Pierre Tripier est venu à la sociologie par la recherche, titulaire d’une licence de statistique, il crée un département de statistique de la clientèle pour une entreprise moyenne d’encres d’imprimerie (1957-1961), puis décide de retourner à l’Université et suivre une licence de Sociologie et un diplôme de l’IEDES. (Institut d’études du Développement Economique et Social) (1963-1964). Il suit un certain nombre d’enseignements d’initiation à la recherche sociologique dans ce qui était la Sixième section de l’Ecole Pratique des Hautes Etudes , aujourd’hui EHESS.(1965) et commence pour Alain Touraine une recherche sur les Contremaîtres des Usines Renault (1967). Nommé assistant à l’Université de Nanterre en 1967, il devient maître-assistant en 1973 et, sa Thèse d’Etat soutenue part comme Professeur à l’Université de Besançon. En 1985. Les recherches qui constituèrent le socle empirique de cette thèse portaient sur les marchés du travail, celui des cadres, des scientifiques,des employés de banque, des travailleurs ambulants (routiers, cheminots, marins à long cours . etc.), et des artisans. Cherchant un modèle interprétatif qui permette de rapprocher les destins professionnels et familiaux de ces différentes professions, il se passionne pour les énoncés de Hughes et de ce que l’on appelle, en Sociologie, la deuxième école de Chicago : étude des carrières et des argumentations professionnelles, utilisation de l’histoire de vie , complétée par des statistiques écologiques et des données historiques. Sa thèse d’Etat fut publiée en 1981 par les éditions de l’Université Libre de Bruxelles sous le titre de Du Travail à l’emploi, paradigmes, idologies et interactions.

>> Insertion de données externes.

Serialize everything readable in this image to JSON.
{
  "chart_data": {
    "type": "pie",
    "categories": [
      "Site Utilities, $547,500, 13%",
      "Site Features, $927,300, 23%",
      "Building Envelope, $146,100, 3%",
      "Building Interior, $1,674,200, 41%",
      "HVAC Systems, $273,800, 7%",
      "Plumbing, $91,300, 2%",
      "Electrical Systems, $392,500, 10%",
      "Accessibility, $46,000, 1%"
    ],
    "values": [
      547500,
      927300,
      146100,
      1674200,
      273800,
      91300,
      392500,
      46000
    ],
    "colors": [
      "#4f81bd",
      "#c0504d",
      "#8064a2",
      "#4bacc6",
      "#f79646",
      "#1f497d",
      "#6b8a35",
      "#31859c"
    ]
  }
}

Entre 1985 et 1989 , Professeur à l’Université de Besançon, il crée un laboratoire de recherche appliquée et une SARL de recherche. Il contribue à la création , par Pierre Maillard et Jean-Claude Watrin, de l’IRDQ. (Institut de Recherche sur le Développement de la Qualité) dont il sera vice-président pendant vingt ans.

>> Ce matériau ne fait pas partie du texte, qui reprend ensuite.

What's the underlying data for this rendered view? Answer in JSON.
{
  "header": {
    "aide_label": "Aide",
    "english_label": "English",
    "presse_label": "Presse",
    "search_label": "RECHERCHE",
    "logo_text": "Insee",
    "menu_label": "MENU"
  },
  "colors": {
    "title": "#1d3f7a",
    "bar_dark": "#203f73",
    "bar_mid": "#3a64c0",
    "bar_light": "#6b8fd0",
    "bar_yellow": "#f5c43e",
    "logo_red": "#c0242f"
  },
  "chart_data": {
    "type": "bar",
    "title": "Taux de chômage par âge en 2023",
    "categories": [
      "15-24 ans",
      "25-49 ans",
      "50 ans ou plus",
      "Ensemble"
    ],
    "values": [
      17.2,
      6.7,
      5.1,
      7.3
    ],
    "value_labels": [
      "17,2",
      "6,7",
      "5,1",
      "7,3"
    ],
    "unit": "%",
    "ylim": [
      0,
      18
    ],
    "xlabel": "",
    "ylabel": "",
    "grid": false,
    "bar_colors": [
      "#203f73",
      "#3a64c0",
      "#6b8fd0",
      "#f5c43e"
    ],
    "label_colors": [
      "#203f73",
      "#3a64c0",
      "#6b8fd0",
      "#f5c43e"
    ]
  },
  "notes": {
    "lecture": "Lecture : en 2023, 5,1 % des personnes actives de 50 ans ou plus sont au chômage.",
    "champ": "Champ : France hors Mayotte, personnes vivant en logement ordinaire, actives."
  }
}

En 1989, de retour à l’Université de Paris X, Nanterre, il crée un DESS de gestion du développement urbain avec Philippe Casella et l’économiste François Eymard-Duvernay.

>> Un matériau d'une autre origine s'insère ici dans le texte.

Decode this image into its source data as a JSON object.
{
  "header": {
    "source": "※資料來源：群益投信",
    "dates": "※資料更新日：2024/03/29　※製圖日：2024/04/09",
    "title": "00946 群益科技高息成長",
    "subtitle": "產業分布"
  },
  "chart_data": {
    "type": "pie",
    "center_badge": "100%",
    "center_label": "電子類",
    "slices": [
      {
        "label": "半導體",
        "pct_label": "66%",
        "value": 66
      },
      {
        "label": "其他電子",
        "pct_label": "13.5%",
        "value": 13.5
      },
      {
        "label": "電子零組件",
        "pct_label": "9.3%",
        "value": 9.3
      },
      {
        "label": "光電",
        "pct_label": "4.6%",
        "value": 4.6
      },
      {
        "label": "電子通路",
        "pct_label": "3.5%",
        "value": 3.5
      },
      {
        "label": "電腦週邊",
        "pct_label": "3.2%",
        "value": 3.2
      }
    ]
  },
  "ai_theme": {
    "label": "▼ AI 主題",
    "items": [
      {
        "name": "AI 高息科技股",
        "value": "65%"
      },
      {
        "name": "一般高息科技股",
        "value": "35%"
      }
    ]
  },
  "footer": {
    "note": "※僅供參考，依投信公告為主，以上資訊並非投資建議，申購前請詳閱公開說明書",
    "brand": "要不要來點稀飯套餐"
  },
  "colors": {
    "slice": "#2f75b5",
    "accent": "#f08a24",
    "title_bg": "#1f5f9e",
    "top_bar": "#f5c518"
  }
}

En 1991 il part organiser le Département de Sciences Sociales dans la nouvelle Université de Versailles-Saint Quentin-en-Yvelines. Il participe à la création du laboratoire Printemps (Professions, institutions, temporalités) et anime un groupe de recherche sur l’impact des outils de gestion sur les organisations ainsi que sur la carrière de ceux qui en sont membres.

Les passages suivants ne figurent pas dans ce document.